Let’s assume our template is stored as a string in the variable plot_template.

Now we can render the template, using our plot and layout data, with the following code:

import jinja2

# Use the string to create a jinja template
jinja_template = jinja2.Template(
    plot_template
)

# Render it by passing the data
# to the template
svg_string = jinja_template.render(
    data=data,
    layout=layout,
    xticks=xticks,
    yticks=yticks,
    xscale=xscale,
    yscale=yscale
)

# The result is just a string
# with the rendered plot
type(svg_string) == str


# Now, optionally, if you want
# to display the SVG in Jupyter
# you can do this...

from IPython.display import display_svg

display_svg(
  svg_string,
  raw=True
)

Here’s what the rendered plot would look like as an SVG:

svg Sample plot rendered with jinja (as an SVG)
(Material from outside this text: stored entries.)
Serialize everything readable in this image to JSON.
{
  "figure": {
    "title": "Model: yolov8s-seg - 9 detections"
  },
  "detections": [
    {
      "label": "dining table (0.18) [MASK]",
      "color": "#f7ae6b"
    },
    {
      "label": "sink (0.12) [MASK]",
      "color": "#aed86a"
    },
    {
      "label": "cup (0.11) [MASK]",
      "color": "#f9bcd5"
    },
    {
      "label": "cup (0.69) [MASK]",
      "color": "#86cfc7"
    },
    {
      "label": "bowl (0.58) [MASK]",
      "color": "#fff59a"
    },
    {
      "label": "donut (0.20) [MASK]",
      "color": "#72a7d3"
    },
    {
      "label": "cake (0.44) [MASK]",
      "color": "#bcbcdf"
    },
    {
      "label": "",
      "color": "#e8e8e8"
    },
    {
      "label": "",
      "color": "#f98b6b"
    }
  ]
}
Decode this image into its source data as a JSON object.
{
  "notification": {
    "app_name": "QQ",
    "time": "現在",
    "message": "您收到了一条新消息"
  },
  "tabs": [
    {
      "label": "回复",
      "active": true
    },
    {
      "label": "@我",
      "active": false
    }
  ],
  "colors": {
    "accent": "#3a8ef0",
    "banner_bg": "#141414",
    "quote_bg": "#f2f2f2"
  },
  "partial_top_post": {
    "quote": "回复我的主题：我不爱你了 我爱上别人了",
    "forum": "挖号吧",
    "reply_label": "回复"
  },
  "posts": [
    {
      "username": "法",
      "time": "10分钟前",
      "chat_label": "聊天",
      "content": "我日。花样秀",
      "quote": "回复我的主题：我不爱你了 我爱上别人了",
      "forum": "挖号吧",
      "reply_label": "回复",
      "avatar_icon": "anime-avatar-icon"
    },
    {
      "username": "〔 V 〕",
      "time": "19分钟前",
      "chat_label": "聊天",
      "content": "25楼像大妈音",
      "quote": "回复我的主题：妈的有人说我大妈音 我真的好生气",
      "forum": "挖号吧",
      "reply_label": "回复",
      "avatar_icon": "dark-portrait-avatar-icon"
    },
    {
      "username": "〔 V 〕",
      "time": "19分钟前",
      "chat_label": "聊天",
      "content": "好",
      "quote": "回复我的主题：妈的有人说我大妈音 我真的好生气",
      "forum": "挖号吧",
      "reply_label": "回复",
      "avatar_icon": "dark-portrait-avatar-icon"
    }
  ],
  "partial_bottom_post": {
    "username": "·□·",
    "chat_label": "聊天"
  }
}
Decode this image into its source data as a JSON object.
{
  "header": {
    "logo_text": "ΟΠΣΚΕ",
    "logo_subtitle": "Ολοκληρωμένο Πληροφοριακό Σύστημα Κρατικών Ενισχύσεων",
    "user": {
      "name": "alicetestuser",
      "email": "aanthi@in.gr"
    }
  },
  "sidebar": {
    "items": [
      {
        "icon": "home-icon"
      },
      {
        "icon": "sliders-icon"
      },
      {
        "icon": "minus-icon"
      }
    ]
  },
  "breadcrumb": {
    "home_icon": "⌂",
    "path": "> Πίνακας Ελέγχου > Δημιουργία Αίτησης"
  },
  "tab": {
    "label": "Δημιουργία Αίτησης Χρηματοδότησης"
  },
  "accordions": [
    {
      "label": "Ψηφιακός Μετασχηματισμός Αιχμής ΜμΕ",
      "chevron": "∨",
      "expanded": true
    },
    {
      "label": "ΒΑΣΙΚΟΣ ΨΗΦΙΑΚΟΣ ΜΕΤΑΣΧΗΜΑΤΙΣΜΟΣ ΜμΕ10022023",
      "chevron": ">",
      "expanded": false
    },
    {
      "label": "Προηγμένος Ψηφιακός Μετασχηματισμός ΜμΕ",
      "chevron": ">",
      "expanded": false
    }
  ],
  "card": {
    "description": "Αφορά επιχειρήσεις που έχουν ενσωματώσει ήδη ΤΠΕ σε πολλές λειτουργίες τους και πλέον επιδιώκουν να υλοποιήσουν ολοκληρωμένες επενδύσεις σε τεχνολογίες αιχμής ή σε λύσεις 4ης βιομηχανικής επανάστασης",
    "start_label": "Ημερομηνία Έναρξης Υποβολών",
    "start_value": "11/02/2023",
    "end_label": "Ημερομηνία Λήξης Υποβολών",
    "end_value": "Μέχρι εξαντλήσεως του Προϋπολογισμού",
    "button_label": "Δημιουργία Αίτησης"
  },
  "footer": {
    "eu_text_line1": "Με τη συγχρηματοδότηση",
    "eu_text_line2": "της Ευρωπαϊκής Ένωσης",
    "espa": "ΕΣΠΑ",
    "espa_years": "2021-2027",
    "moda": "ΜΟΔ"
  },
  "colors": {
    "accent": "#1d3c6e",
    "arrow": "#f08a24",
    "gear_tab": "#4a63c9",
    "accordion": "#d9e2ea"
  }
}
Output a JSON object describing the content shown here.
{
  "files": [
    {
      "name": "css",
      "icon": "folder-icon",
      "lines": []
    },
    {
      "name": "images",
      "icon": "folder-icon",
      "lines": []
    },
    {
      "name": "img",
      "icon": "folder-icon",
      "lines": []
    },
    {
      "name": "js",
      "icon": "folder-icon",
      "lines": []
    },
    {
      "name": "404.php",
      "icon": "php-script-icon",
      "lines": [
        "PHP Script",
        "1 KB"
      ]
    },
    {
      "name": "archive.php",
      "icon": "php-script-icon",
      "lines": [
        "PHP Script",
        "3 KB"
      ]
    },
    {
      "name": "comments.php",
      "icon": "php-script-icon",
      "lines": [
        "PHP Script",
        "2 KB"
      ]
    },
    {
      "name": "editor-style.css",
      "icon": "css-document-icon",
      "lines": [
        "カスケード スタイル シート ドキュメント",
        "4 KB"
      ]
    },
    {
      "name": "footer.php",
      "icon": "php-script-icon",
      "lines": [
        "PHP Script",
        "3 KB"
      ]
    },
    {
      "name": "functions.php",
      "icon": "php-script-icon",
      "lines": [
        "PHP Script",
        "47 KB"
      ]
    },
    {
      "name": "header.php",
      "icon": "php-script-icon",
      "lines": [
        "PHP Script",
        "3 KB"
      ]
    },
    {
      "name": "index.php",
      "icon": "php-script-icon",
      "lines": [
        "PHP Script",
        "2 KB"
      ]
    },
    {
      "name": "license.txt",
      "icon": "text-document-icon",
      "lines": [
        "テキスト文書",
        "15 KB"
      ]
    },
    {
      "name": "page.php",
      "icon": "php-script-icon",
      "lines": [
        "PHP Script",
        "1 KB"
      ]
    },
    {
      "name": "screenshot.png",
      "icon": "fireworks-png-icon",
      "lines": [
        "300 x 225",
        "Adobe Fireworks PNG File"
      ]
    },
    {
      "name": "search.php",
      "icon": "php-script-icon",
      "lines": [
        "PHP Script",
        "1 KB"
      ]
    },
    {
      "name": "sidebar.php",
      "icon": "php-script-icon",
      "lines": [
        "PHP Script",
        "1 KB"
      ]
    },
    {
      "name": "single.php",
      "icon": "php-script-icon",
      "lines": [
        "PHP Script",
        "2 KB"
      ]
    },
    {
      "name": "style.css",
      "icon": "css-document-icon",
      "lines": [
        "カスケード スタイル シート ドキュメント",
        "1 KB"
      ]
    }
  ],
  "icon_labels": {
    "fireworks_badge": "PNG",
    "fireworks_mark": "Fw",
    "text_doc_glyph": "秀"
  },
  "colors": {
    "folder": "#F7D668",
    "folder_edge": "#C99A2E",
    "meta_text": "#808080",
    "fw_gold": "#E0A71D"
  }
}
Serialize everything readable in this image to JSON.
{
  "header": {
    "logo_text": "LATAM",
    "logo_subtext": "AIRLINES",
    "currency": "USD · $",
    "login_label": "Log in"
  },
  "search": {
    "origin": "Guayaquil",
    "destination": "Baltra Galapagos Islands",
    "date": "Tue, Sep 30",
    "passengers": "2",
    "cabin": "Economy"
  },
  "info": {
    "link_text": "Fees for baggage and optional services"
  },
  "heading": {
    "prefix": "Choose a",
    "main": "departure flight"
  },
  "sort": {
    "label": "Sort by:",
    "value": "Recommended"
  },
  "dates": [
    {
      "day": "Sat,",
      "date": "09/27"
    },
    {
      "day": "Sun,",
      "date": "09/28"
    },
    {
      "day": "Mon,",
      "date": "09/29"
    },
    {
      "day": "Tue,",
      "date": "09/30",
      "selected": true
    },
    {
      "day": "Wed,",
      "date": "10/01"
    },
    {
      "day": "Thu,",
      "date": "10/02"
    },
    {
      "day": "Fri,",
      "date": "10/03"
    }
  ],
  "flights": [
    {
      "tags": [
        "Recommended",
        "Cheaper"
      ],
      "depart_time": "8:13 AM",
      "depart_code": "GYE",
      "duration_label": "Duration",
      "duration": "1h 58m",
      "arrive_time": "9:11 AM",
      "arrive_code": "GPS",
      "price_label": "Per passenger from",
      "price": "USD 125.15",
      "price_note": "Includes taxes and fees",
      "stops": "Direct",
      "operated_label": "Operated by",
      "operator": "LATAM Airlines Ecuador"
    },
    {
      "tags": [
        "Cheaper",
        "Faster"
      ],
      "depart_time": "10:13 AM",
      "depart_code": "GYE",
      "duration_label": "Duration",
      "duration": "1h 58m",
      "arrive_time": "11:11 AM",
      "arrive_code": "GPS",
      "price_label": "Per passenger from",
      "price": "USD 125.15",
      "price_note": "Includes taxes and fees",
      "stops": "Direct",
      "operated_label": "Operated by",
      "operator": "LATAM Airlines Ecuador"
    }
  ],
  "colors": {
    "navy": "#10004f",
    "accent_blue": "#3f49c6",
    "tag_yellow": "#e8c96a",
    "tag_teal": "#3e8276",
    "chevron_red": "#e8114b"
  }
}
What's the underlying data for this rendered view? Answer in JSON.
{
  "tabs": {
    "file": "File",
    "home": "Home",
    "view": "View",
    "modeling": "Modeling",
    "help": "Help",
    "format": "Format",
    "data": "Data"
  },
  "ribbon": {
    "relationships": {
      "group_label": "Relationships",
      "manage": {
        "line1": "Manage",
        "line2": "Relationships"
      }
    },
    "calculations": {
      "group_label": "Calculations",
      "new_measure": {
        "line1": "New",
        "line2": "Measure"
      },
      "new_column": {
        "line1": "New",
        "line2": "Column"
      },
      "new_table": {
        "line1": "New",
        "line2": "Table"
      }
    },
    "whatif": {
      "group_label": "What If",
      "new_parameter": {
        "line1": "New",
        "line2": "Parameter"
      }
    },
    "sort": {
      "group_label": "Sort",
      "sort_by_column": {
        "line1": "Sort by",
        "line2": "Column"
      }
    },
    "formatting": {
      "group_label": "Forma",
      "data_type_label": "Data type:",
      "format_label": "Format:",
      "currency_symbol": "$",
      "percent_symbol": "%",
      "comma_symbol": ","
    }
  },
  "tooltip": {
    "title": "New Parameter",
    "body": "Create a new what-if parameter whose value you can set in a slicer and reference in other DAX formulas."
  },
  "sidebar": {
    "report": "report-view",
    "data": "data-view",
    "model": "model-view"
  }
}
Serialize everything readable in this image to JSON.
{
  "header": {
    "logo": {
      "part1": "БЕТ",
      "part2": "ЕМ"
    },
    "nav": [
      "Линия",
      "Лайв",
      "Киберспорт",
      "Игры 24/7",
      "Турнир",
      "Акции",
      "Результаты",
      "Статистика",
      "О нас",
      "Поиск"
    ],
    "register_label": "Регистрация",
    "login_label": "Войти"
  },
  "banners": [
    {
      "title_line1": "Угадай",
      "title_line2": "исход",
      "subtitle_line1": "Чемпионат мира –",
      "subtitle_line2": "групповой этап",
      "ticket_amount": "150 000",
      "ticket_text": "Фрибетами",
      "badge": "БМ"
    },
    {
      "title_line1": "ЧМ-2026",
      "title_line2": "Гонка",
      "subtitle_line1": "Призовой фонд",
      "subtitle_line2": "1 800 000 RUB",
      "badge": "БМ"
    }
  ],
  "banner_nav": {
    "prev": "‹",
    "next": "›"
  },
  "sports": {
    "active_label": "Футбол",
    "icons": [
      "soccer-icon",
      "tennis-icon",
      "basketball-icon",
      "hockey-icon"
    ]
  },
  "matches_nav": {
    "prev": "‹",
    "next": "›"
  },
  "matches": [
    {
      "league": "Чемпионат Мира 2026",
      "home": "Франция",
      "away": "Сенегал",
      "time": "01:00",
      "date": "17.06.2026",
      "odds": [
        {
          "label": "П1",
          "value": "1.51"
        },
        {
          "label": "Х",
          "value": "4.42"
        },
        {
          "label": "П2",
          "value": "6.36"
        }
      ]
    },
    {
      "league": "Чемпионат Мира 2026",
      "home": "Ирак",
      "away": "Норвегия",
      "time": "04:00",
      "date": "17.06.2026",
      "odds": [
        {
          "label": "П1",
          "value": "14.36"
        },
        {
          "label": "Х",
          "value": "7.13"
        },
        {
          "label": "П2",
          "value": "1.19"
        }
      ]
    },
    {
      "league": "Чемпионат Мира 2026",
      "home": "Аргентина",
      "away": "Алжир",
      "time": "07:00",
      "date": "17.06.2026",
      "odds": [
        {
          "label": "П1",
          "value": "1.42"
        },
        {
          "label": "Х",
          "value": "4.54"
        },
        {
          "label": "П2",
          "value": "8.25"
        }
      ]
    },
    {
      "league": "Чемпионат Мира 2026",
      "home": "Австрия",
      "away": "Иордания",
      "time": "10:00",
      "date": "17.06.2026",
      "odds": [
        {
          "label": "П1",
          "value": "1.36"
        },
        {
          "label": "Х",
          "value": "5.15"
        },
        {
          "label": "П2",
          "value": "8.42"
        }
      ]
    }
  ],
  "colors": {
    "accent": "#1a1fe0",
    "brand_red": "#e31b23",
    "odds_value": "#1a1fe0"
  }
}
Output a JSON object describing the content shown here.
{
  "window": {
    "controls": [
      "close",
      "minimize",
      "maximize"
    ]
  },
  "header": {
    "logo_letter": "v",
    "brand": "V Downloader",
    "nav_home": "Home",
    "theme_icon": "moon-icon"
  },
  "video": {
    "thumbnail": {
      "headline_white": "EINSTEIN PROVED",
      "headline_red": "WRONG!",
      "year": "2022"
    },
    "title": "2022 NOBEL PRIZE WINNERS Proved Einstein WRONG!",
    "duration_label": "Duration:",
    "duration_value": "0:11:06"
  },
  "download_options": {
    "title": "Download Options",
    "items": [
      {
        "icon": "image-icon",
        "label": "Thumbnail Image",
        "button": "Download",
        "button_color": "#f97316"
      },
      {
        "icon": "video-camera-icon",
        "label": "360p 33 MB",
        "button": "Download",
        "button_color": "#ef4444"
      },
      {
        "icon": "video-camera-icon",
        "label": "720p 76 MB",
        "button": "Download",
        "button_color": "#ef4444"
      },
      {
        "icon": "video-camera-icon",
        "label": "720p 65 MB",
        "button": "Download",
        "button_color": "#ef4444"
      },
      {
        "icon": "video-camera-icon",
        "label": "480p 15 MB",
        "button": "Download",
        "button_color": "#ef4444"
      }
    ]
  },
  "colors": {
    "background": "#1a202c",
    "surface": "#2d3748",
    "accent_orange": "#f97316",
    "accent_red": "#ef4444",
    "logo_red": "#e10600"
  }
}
And here’s what it would look like as a raster image:

For the complete code, check out the gist here.

Conclusion

If you’re just doing EDA calling plt.scatter(x,y) is still the way to go, but if you want to be able to fully customize your plot try using Jinja. It might take more time to start up but your templates are easily reusable and you aren’t limited to the plots that are supported by your plotting library.

Another great benefit of SVGs is the ability to copy the path from another SVG and incorporate it into your own. For example, if you wanted to change the points in your scatter plot to be your company’s logo and your competitors, all you need to do is download the SVG logos and replace the circles in your template with the logo paths.